Search code examples
javajava-7objectinputstreamobjectoutputstream

WriteObject not properly writing a Set?


I hope I didn't just find a bug in Java! I am running JDK 7u11 (mostly because that is the sanctioned JVM allowed by my employer) and I am noticing a very odd issue.

Namely, I am chunking data into a LinkedHashSet and writing it to a file using the ObjectOutputStream daisy changed through the GZIpOutputStream (mentioning this just in case it matters).

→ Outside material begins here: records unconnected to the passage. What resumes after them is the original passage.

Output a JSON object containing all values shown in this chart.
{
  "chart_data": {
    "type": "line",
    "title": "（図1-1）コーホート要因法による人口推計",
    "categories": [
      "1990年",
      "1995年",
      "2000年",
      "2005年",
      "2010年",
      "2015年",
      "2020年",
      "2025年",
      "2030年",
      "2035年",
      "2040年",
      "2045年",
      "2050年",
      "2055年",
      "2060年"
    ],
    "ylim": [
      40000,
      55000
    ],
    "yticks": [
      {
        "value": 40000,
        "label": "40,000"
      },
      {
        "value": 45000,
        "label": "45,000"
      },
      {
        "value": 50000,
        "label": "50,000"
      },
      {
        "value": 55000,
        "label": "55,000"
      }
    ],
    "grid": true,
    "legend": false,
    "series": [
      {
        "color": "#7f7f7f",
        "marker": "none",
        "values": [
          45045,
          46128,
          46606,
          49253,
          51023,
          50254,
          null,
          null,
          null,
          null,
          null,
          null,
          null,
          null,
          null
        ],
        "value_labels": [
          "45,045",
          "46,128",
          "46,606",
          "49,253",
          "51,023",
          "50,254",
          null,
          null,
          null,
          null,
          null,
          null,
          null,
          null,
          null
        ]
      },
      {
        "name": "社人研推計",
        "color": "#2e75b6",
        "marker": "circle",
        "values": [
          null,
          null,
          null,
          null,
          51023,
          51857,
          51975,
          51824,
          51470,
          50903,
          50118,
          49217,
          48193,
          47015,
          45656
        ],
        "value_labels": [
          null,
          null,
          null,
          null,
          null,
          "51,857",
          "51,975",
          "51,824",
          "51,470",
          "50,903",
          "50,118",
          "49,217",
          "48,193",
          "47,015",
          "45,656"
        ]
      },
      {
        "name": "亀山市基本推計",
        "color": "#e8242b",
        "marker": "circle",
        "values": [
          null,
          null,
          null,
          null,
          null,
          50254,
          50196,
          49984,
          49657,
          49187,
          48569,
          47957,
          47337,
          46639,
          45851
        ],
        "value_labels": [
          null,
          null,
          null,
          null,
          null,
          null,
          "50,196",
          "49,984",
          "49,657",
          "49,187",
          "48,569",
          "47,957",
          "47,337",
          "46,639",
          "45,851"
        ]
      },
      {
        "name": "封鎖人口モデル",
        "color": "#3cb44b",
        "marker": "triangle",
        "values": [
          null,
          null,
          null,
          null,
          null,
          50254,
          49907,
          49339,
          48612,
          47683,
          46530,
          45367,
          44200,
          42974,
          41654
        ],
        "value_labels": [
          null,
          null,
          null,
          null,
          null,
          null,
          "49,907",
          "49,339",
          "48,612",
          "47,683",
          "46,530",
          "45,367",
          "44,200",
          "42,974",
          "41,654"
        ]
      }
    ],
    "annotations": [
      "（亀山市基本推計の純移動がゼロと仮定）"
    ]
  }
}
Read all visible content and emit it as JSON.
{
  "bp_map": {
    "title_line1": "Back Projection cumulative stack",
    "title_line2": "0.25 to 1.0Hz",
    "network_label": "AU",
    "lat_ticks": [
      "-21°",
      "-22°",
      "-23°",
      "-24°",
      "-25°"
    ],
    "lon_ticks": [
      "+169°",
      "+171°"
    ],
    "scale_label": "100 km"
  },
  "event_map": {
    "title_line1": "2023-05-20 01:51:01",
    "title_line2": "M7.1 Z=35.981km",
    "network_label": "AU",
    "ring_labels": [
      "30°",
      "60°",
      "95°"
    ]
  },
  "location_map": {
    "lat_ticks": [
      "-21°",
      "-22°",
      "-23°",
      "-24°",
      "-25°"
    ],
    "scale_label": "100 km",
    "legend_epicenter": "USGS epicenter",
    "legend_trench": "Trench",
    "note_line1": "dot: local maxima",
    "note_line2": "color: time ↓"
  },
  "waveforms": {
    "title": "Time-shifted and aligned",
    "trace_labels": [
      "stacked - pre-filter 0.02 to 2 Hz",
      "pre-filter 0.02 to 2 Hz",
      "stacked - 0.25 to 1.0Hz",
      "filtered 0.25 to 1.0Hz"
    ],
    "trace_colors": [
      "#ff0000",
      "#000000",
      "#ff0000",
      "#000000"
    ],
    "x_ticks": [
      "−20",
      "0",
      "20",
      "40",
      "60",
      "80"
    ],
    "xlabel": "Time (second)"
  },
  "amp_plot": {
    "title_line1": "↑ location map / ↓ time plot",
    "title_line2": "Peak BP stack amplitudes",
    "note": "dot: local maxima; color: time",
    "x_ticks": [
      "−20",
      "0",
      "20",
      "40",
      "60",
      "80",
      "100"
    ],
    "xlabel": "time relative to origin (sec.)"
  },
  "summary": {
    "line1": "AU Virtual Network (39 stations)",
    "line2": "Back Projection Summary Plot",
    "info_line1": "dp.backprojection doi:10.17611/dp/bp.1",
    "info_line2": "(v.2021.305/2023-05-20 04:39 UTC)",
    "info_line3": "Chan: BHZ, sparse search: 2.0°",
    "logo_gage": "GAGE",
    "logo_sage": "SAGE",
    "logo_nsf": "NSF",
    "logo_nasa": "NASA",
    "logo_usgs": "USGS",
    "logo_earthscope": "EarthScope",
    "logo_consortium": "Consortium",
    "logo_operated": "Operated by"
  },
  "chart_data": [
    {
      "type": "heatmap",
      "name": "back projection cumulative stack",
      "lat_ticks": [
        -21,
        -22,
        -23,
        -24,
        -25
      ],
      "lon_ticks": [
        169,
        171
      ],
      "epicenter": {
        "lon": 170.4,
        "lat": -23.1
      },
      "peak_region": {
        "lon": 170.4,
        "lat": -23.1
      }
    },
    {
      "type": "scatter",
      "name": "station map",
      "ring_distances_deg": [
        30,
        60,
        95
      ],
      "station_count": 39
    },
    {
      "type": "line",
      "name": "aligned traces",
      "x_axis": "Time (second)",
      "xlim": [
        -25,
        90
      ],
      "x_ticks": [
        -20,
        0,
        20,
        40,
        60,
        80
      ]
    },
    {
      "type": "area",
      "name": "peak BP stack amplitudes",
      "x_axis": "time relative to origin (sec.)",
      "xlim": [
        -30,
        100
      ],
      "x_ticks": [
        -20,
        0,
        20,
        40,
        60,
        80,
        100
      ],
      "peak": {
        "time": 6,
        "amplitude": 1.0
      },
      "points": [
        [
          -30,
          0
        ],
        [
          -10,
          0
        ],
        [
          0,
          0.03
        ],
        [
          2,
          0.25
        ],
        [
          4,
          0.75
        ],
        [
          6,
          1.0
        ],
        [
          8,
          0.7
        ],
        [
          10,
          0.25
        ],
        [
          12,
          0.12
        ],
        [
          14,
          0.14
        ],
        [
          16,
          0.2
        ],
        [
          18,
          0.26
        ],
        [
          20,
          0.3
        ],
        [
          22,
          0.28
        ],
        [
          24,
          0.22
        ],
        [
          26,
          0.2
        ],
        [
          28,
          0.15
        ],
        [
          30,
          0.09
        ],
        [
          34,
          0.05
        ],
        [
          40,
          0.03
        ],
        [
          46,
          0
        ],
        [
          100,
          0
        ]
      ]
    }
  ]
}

Now, when I get to the other side of the program and readObject() I notice that the size always reads 68, which I is the first size. The underlying table can have many more or less than 68, but the .size() method always returns 68. More troubling, when I try to manually iterate the underlying Set, it also stops at 68.

while(...) {
    oos.writeInt(p_rid);
    oos.writeObject(wptSet);
    wptSet.clear();
    // wptSet = new LinkedHashSet<>(); // **This somehow causes the heapsize to increase dramatically, but it does solve the problem**
}

And when reading it

Set<Coordinate> coordinates = (Set<Coordinate>) ois.readObject();

the coordinates.size() always returns 68. Now, I could make a workaround by also .writeInt() the size, but I can only iterate through 68 members!

Notice the wptSet = new LinkedHashSet<>() line actually solves the issue. The main problem with that is it makes my heapsize skyrocket when looking at the program in JVisualVM.

Update: I actually just found a viable workaround that fixes the memory leak of re-instantiating wptSet... System.gc() Calling that after each call to .clear() actually keeps the memory leak away.

Either way, I shouldn't have to do this and shipping out the LinkedHashSet should not exhibit this behavior.


Solution

  • Alright, I think I understand what you are asking.

    Here is an example to reproduce...

    import java.util.*;
    import java.io.*;
    
    class Example {
        public static void main(String[] args) throws Exception {
            Set<Object> theSet = new LinkedHashSet<>();
            final int size = 3;
    
            for(int i = 0; i < size; ++i) {
                theSet.add(i);
            }
    
            ByteArrayOutputStream bytesOut = new ByteArrayOutputStream();
            ObjectOutputStream objectsOut = new ObjectOutputStream(bytesOut);
    
            for(int i = 0; i < size; ++i) {
                objectsOut.writeObject(theSet);
                theSet.remove(i); // mutate theSet for each write
            }
    
            ObjectInputStream objectsIn = new ObjectInputStream(
                new ByteArrayInputStream(bytesOut.toByteArray()));
    
            for(;;) {
                try {
                    System.out.println(((Set<?>)objectsIn.readObject()).size());
                } catch(EOFException e) {
                    break;
                }
            }
        }
    }
    

    The output is

    3
    3
    3
    

    What is going on here is that ObjectOutputStream detects that you are writing the same object every time. Each time theSet is written, a "shared reference" to the object is written so that the same object is deserialized each time. This is explained in the documentation:

    Multiple references to a single object are encoded using a reference sharing mechanism so that graphs of objects can be restored to the same shape as when the original was written.

    In this case you should use writeUnshared(Object) which will bypass this mechanism, instead of writeObject(Object).